Later, Colee makes a point of engaging the services of a trio of friendly itinerant “sex workers” to try to help TK get his groove back — though she had earlier been apparently disparaging of what she presumed were his prurient reasons for wanting to go to Las Vegas. And when she discovers another character in an adulterous one-night stand, her main reaction is good-natured merriment. What exactly is her religious background again? And I don’t care how uninhibited or plainspoken Colee is: Nobody without a mental disorder wanders into a strange church service and blithely announces prayer requests on sensitive subjects with that level of specificity, particularly on behalf of others.

After running through some pretty contrived paces for much of its running time, The Lucky Ones has some surprises in the last act that ultimately make it more satisfying than it might have been. Honor, sacrifice, and loyalty do count for something, and tough decisions characters thought they would never make turn out to be thinkable after all.

Refreshingly, The Lucky Ones avoids the pitfall affecting so many recent Hollywood offerings touching on this subject matter: it isn’t political. (The very presence of the famously outspoken Robbins as a Midwestern military man at least threatens to raise the political temperature, but it’s like what Harrison Ford said about kissing Anne Heche in Six Days, Seven Nights: “It’s called acting.”)
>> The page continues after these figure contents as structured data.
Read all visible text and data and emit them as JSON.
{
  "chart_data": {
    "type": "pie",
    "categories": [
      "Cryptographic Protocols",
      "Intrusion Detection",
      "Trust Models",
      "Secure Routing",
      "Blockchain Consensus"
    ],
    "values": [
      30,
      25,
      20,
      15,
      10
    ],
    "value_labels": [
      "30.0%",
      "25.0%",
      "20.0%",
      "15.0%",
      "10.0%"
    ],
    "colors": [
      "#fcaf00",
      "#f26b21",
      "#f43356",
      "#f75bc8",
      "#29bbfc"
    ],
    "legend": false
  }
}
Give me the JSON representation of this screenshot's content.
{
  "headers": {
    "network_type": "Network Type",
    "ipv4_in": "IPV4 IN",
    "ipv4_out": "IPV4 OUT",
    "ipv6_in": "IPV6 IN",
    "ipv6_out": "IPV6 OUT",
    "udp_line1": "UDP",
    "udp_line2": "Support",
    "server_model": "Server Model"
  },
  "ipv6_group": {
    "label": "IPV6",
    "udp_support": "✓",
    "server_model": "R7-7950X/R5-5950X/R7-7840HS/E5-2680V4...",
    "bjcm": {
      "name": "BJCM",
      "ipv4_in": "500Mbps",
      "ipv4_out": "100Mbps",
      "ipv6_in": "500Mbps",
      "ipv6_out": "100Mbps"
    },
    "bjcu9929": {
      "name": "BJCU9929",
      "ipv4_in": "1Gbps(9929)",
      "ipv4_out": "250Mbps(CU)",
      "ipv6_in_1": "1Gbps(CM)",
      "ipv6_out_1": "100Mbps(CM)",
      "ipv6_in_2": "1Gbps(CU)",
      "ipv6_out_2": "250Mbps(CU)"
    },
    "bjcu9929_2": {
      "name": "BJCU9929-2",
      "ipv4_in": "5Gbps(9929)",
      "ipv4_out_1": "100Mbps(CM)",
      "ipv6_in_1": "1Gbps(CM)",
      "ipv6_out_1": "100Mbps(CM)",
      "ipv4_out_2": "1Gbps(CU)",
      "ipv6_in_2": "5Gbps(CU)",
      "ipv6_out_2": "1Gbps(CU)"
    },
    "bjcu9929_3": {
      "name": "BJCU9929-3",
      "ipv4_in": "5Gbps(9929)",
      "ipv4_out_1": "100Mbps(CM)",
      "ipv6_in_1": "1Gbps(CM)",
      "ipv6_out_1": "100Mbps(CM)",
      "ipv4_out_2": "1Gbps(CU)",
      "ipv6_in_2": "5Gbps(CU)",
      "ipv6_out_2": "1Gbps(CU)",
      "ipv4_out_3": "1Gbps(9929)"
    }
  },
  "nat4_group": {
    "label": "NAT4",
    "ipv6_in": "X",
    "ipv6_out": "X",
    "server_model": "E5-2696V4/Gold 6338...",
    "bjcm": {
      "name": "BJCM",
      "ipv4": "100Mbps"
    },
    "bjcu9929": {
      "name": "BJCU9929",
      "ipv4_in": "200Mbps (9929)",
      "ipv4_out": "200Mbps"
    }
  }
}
In fact, it isn’t until the very last scene that the film commits to particular locations in the Middle East; prior to that, when a civilian asks the three, “Were you over there?” it could refer to Afghanistan, or for that matter any of hundreds of oversea bases.

It’s one of the movie’s nice touches that civilians are genuinely appreciative of the soldiers’ service “over there.” On more than one occasion the protagonists’ veteran status gets them special treatment, and it becomes a running joke that they can’t thank anyone without getting the reply, “No — thank you.” Over time this “Thank you” becomes a little shallow, but it isn’t insincere. The movie is like that too, I think.